As a bit of an environmentalist I'll welcome any steps which might at least attempt to mitigate the damage we're doing to this planet, but the fact that plastic has suddenly been pushed into the public's eye seems a bit odd. When plastic was first produced at the start of the last century, the whole 'non-degradable' thing was one of the initial benefits they sold it on!

But anyway, the point I'm trying to make is that this sudden concern that's being expressed by world leaders, famous ecologists and the media alike is weird. Plastic pollution in our oceans is not something new and was being studied in quite some depth as long ago as the early 90s, but despite the obvious problems that were growing at the time, the world remained indifferent until relatively recently. So whats changed? Call me a cynic, but I seriously doubt that the only issue here is the environment, so its got me wondering whether this has more to do with peak oil - but perhaps not totally in the sense that most understand the term.

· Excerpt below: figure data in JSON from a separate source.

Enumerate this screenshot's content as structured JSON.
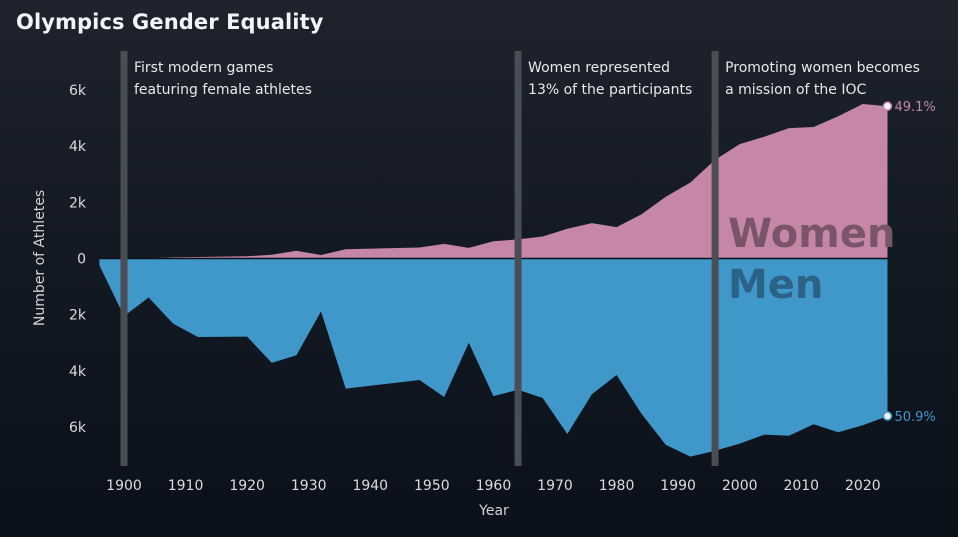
{
  "chart_data": {
    "type": "area",
    "title": "Olympics Gender Equality",
    "xlabel": "Year",
    "ylabel": "Number of Athletes",
    "xlim": [
      1896,
      2024
    ],
    "ylim": [
      -7200,
      7200
    ],
    "x_ticks": [
      1900,
      1910,
      1920,
      1930,
      1940,
      1950,
      1960,
      1970,
      1980,
      1990,
      2000,
      2010,
      2020
    ],
    "y_ticks": [
      6000,
      4000,
      2000,
      0,
      -2000,
      -4000,
      -6000
    ],
    "y_tick_labels": [
      "6k",
      "4k",
      "2k",
      "0",
      "2k",
      "4k",
      "6k"
    ],
    "series": [
      {
        "name": "Women",
        "color": "#c586aa",
        "label_color": "#7a5468",
        "end_label": "49.1%",
        "x": [
          1896,
          1900,
          1904,
          1908,
          1912,
          1920,
          1924,
          1928,
          1932,
          1936,
          1948,
          1952,
          1956,
          1960,
          1964,
          1968,
          1972,
          1976,
          1980,
          1984,
          1988,
          1992,
          1996,
          2000,
          2004,
          2008,
          2012,
          2016,
          2020,
          2024
        ],
        "values": [
          0,
          22,
          6,
          44,
          53,
          77,
          135,
          277,
          126,
          331,
          390,
          519,
          376,
          610,
          678,
          781,
          1058,
          1260,
          1115,
          1566,
          2194,
          2704,
          3512,
          4069,
          4329,
          4637,
          4676,
          5059,
          5494,
          5417
        ]
      },
      {
        "name": "Men",
        "color": "#4097c9",
        "label_color": "#2d6287",
        "end_label": "50.9%",
        "x": [
          1896,
          1900,
          1904,
          1908,
          1912,
          1920,
          1924,
          1928,
          1932,
          1936,
          1948,
          1952,
          1956,
          1960,
          1964,
          1968,
          1972,
          1976,
          1980,
          1984,
          1988,
          1992,
          1996,
          2000,
          2004,
          2008,
          2012,
          2016,
          2020,
          2024
        ],
        "values": [
          -241,
          -2049,
          -1388,
          -2323,
          -2790,
          -2779,
          -3712,
          -3439,
          -1883,
          -4628,
          -4319,
          -4925,
          -2998,
          -4895,
          -4671,
          -4961,
          -6240,
          -4824,
          -4144,
          -5509,
          -6628,
          -7045,
          -6839,
          -6582,
          -6262,
          -6305,
          -5892,
          -6179,
          -5929,
          -5603
        ]
      }
    ],
    "annotations": [
      {
        "x": 1900,
        "lines": [
          "First modern games",
          "featuring female athletes"
        ]
      },
      {
        "x": 1964,
        "lines": [
          "Women represented",
          "13% of the participants"
        ]
      },
      {
        "x": 1996,
        "lines": [
          "Promoting women becomes",
          "a mission of the IOC"
        ]
      }
    ],
    "grid": false,
    "legend": "none"
  }
}
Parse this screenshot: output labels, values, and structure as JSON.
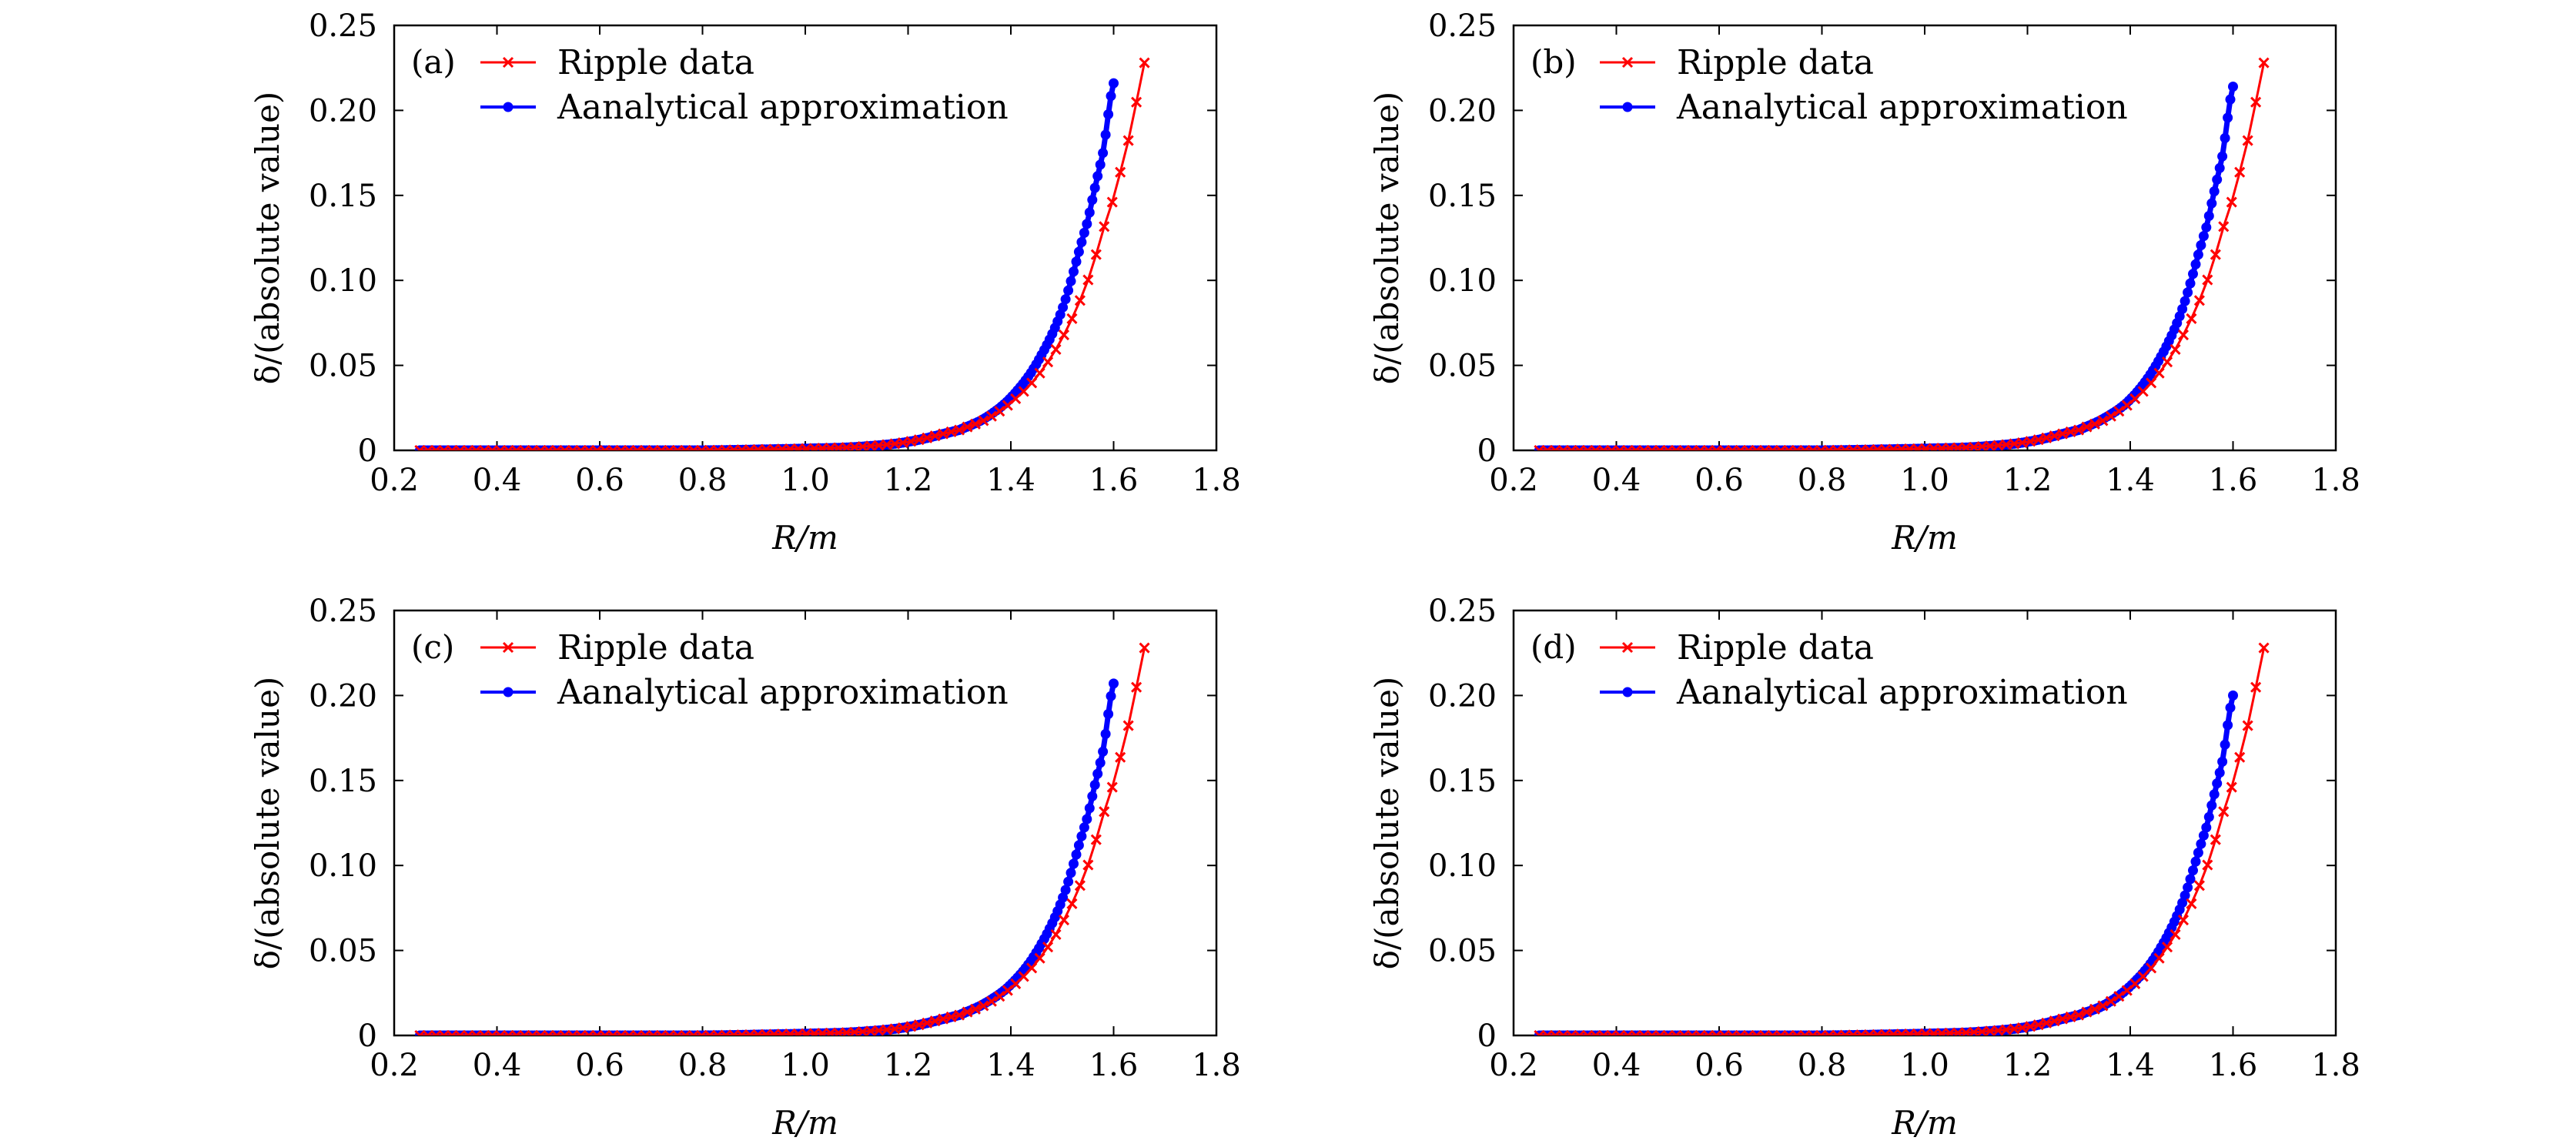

Whilst the prospect of running out of oil in the medium term is worrying given that every bit of infrastructure relies on the stuff, we're probably already very close to hitting peak oil regardless. That may be a bit of a misnomer though, Peak oil may ultimately not come down to its finite nature, but because cheaper, greener energy alternatives are becoming viable. Renewables after all make as much sense economically in the long-term as they do environmentally, but either way if oil demand doesn't peak very soon, oil reserves eventually will, and when that happens global instability will inevitably ensue.

So whats this got to do with plastics? Well mainly because plastic, a material modern society relies on for manufacturing practically everything, is reliant upon the refining of crude oil or gas and is in almost all cases a byproduct of fuel production. Whilst only 4% of global crude is currently used for plastic production, given that we are (hopefully) in the midst of a renewable revolution, a significant drop in the production of oil based fuels would also likely cause a significant increase in the cost of plastics (currently only 2% of plastics are bio-plastics from 'sustainable' sources.) I may well be wrong, but it could be that in addition to the concerns for marine life and chemical leaching, the other reasoning for the current anti-plastic rhetoric is an attempt to force firms to develop better alternatives for plastic that can be used in a post-oil society.

A world without cheap, sterile packaging would make many food items harder to transport, and inevitably increase spoilage and wastage. With a multiplying and increasingly urban population, anything which makes transportation more difficult makes feeding everybody on this planet more difficult. Development of biodegradable alternatives to plastic does seem to be advancing nicely, and trials continue with materials ranging from seaweed to tree cellulose, but if they prove to be uneconomical then we may well have a problem. Older packaging like glass would undoubtably be a cleaner option, but the energy expended in transporting heavier items made of glass would up transport costs significantly. (A glass jar constitutes roughly 36% of a product's total weight, whereas plastic is less than 4%.) Then there's everything else made from plastic from car bumpers to cable ties. Without plastic a whole host of items we rely on would be impossible to mass produce.

So whilst the environment is a concern, I'm sure our illustrious leaders are just as concerned about how they'll feed the masses and grease the wheels of the world economy.